Por detrás destas nove ninfas (nimpharum) que evocam as nove musas antigas, estariam, segundo Faral, as nove virgens da Ilha de Sein que Pomponius Mela descreve em De situ orbis (III,16), nove sacerdotisas votadas a uma divindade galesa e ao seu oráculo, chamadas Gallicenas, cujos atributos são a capacidade de agir sobre ventos e marés pelo canto, a metamorfose, a arte de curar e a adivinhação.

Loomis supõe uma identidade entre Morgue e Modron, divindade galesa representada nos Mabinogion. O mabinogi de Owein dá como mãe de Owein, filho de Urien, Modron, filha d'Awwallach.

À Anu (e Danu) irlandesa, mãe dos deuses, e à Don galesa, ligadas ao bem estar da humanidade, respondem numerosas deusas locais, conotadas com a terra e a fertilidade.

A lenda de Morgane foi certamente influenciada pelo culto da deusa irlandesa Morrigan (grande rainha) a quem está asociado o heroi Cuchulainn. Esta pertence a um trio guerreiro que intervem nas batallas pela magia e o terror. Divinidades da guerra e da fertilidade como as suas correspondentes galesas, combinam sexualidade e maternidade. Mas é a magia e a metamorfose tal como a força física e a pugnacidade guerreira que tornam terríveis estas divinidades arcaicas. Alguns dos seus traços encontram-se na personagem de Morgane.

Mélusine

Quanto a Melusina, embora o seu nome só apareça depois de 1387, como já vimos, os textos pré-melusinianos já citados derivam da existência de uma tradição oral multi-secular espalhada por toda a Eurásia e testemunham da existência de uma tradição mítica da fada muito anterior ao seu aparecimento ligado à família poitevina de Lusignan. Tratar-se-ia da "grande deusa do neolítico"(9), ou seja de uma antiga deusa da fecundidade e da prosperidade. Na Idade Média, o mito de Melusina corresponde sobretudo a uma etapa da história do Ocidente em que o imaginário da mulher, sob a pressão do Cristianismo, sofre profundas modificações no domínio jurídico, económico e cultural.

O mito de Melusina conta um rito de possessão de uma filha do céu por um filho da terra

A ambiguidade fundamental da mulher-animal reside na sua naturaza meio divina, meio humana. Ela consagra a separação entre a ordem humana e a ordem divina mas mantém o seu laço com o Outro Mundo. É ela que no casal fundador testemunha de poderes divinos, como o da geração. Aproxima-se das divinidades que, como Hera ou Juno na mitologia clássica, presidem aos partos. Marca os filhos da sua hereditariedade sobrenatural, pois quase todos recebem uma disformidade animal, possuindo ao mesmo tempo dons excepcionais, guerreiros sobretudo, que lhes vêm da netureza feérica da sua progenitora.

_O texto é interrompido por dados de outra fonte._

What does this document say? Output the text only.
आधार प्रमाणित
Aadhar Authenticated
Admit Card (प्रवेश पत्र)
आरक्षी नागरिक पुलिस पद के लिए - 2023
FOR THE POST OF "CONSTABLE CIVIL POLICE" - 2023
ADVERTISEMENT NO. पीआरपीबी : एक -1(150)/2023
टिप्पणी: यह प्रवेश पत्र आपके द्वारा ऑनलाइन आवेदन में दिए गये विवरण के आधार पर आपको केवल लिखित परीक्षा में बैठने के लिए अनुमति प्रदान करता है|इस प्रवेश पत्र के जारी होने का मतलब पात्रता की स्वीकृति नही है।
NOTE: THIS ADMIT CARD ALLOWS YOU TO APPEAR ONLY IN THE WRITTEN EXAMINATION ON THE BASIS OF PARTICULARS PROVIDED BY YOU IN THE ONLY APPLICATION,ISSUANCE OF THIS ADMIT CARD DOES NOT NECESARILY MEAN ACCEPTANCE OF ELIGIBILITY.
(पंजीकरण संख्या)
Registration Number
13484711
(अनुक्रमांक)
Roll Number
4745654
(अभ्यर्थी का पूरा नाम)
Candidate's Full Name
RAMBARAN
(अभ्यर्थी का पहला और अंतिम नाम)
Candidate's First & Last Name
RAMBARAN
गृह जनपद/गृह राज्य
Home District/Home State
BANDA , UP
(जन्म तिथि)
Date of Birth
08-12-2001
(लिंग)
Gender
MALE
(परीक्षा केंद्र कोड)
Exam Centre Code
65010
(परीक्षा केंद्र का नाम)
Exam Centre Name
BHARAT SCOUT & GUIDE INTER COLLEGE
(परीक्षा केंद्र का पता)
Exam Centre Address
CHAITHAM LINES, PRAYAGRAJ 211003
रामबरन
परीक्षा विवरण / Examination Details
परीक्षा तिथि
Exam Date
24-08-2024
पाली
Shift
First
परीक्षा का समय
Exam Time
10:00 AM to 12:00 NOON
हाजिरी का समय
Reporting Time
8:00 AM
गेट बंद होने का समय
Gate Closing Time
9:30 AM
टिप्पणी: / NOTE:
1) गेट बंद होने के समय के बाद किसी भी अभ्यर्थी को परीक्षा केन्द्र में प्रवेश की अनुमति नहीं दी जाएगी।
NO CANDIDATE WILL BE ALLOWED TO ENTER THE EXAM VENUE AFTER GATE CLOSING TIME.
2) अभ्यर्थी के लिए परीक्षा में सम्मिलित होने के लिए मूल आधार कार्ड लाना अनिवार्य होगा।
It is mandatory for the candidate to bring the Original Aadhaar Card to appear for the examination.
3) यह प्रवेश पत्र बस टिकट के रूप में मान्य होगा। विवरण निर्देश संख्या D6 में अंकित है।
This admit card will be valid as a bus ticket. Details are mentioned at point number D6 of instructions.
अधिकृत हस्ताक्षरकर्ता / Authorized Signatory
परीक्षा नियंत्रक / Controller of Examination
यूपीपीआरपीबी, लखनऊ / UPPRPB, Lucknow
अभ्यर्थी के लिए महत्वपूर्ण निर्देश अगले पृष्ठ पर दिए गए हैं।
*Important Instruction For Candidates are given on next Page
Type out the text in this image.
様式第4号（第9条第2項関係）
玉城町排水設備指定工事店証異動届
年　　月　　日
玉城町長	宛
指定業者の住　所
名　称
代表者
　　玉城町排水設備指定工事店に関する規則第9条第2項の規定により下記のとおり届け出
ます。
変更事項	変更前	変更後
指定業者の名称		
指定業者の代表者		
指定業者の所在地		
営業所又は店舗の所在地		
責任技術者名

O mito de Melusina conserva a herança da antiga potência reconhecida primitivamente à Deusa-Mãe. Trata-se naturalmente de um mito anterior ao cristianismo e a Idade Média cristã não cessará de combater, através de todas as fadas, a ideia de domínio do homem pela mulher. O mito melusiniano assenta na aceitação por parte do homem da supremacia de um poder feminino de direito divino. A transgressão deliberadamente cometida pelo marido implica a violação do segredo que funda a sua superioridade divina e provoca o desaparecimento da fada.

É no sermão do monge cistercence Geoffroy d'Auxerre ( Super Apocalypsim , sermo XV, datado de 1188-1194) que aparece por escrito, pela primeira vez, uma lenda verdadeiramente melusiniana: um nobre da diocese de Langres encontra na floresta uma bela jovem por quem se apaixona e com quem casa, embora ignore completamente a sua origem, e de quem tem muitos filhos. A dama banha-se frequentemente, não suportando que a vejam nua. A curiosidade de uma serva leva-a a olhar por um buraco na parede e a ver no banho uma serpente. Alertado pela serva, o marido surpreende a dama/serpente que desaparece para sempre.

A mesma história é retomada por Vincent de Beauvais (1200-1264) no Speculum Naturale (II,127) e surge depois num contexto geográfico diferente nos contadores do séc.XIII, como Gervais de Tilbury (Otia Imperialia, I, 15).

Um cavaleiro da província de Aix-en-Provence encontra uma jovem junto de um rio. Amam-se e o cavaleiro propõe-lhe casamento que ela aceita na condição de o marido não tentar nunca vê-la nua. O cavaleiro aceita e o casal vive em grande prosperidade. Mas um dia o marido esquece a sua promessa e tenta vê-la no banho. Imediatamente ela se transforma em serpente e desaparece na água.

O mito é quase idêntico em Gautier Map ( 1181-1193) ( De nugis curialum, IX) em que um personagem desposa uma bela desconhecida que lhe dá numerosa descendência. A mãe deste observa a sua ausência frecuente à missa onde evita a água benta e a comunhão. Um dia dá-se conta que a jovem esposa se banha sob a forma de um dragão e que só pode recuperar a sua forma humana após ter esfrangalhado um manto novo com os dentes. Com a ajuda do padre, o marido asperge a mulher de água benta. Imediatamente ela desaparece nos ares lançando um grito lancinante.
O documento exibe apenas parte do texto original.